ISLAMABAD, Pakistan — As Pakistan’s ruling coalition government got off to a new start Tuesday, a day after the resignation of President Pervez Musharraf, political disagreements and a bomb that killed at least 26 people in the country’s volatile northwest underlined the challenges faced by the new government.
The heads of the ruling Pakistan People’s Party and Pakistan Muslim League-N faction met in the capital of Islamabad for the second day of talks on the next steps after nearly nine years of military rule. Asif Ali Zardari of the People’s Party and his counterpart, former Prime Minister Nawaz Sharif, appeared to be at a new impasse over how and whether to restore some 60 judges deposed under Musharraf’s government.
Musharraf stepped down Monday, nearly nine years after he mounted a bloodless military coup that ended Sharif’s second term as prime minister of Pakistan.

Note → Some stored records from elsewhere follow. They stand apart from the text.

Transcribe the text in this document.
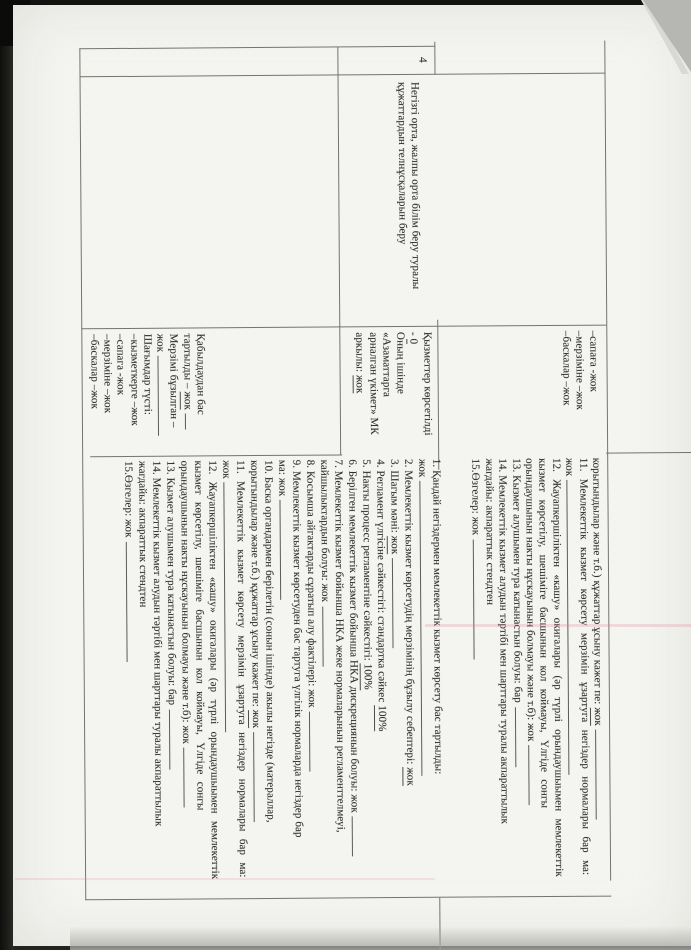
4
Негізгі орта, жалпы орта білім беру туралы
құжаттардын телнұсқаларын беру
–сапаға -жок
–мерзіміне –жок
–баскалар –жок
корытындылар және т.б.) құжаттар ұсыну кажет пе: жок
11. Мемлекеттік кызмет көрсету мерзімін ұзартуга негіздер нормалары бар ма:
жок
12. Жауапкершіліктен «кашу» окигалары (әр түрлі орындаушыымен мемлекеттік
кызмет көрсетілу, шешіміге басшынын кол коймауы, Үлгіде сонгы
орындаушынын накты нұскауынын болмауы және т.б): жок
13. Кызмет алушымен тура катынастын болуы: бар
14. Мемлекеттік кызмет алудын тәртібі мен шарттары туралы акпараттылык
жагдайы: акпараттык стендтен
15.Өзгелер: жок
Қызметтер көрсетілді
- 0
Оның ішінде
«Азаматтарга
арналган үкімет» МК
аркылы: жок
Қабылдаудан бас
тартылды – жок
Мерзімі бұзылган –
жок
Шағымдар түсті:
–кызметкерге –жок
–сапага -жок
–мерзіміне –жок
–баскалар –жок
1. Қандай негіздермен мемлекеттік кызмет көрсету бас тартылды:
жок
2. Мемлекеттік кызмет көрсетудің мерзімінің бұзылу себептері: жок
3. Шагым мәні: жок
4. Регламент үлгісіне сәйкестігі: стандартка сәйкес 100%
5. Накты процесс регламентіне сәйкестігі: 100%
6. Берілген мемлекеттік кызмет бойынша НКА дискрециянын болуы: жок
7. Мемлекеттік кызмет бойынша НКА жеке нормаларынын регламенттелмеуі,
кайшылыктардын болуы: жок
8. Косымша айгактарды сұратып алу фактілері: жок
9. Мемлекеттік кызмет көрсетуден бас тартуга үлгілік нормаларда негіздер бар
ма: жок
10. Баска органдармен берілетін (сонын ішінде) акылы негізде (матераллар,
корытындылар және т.б.) құжаттар ұсыну кажет пе: жок
11. Мемлекеттік кызмет көрсету мерзімін ұзартуга негіздер нормалары бар ма:
жок
12. Жауапкершіліктен «кашу» окигалары (әр түрлі орындаушыымен мемлекеттік
кызмет көрсетілу, шешіміге басшынын кол коймауы, Үлгіде сонгы
орындаушынын накты нұскауынын болмауы және т.б): жок
13. Кызмет алушымен тура катынастын болуы: бар
14. Мемлекеттік кызмет алудын тәртібі мен шарттары туралы акпараттылык
жагдайы: акпараттык стендтен
15.Өзгелер: жок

As congratulations poured in to leaders in Islamabad from across the country after Musharraf’s ouster, signs of the enormous security challenges faced by the government seemed to be on the rise. Thousands of refugees from Pakistan’s fractious tribal areas were pouring into the northwest city of Peshawar and other cities, displaced by nearly two weeks of skirmishes between soldiers and Islamic insurgents in the Bajur tribal agency. About 200,000 people have been forced from their homes due to the violence.
At least 26 people were killed and 35 injured after a suicide bomber set off a blast near the gates of a hospital in the northwest town of Dera Ismail Khan. Area police chief Malik Naveed said the explosion occurred as dozens of relatives and friends of a man recently shot dead near the hospital gathered to protest his killing.
Pakistan’s coalition leaders said they plan to meet again Friday.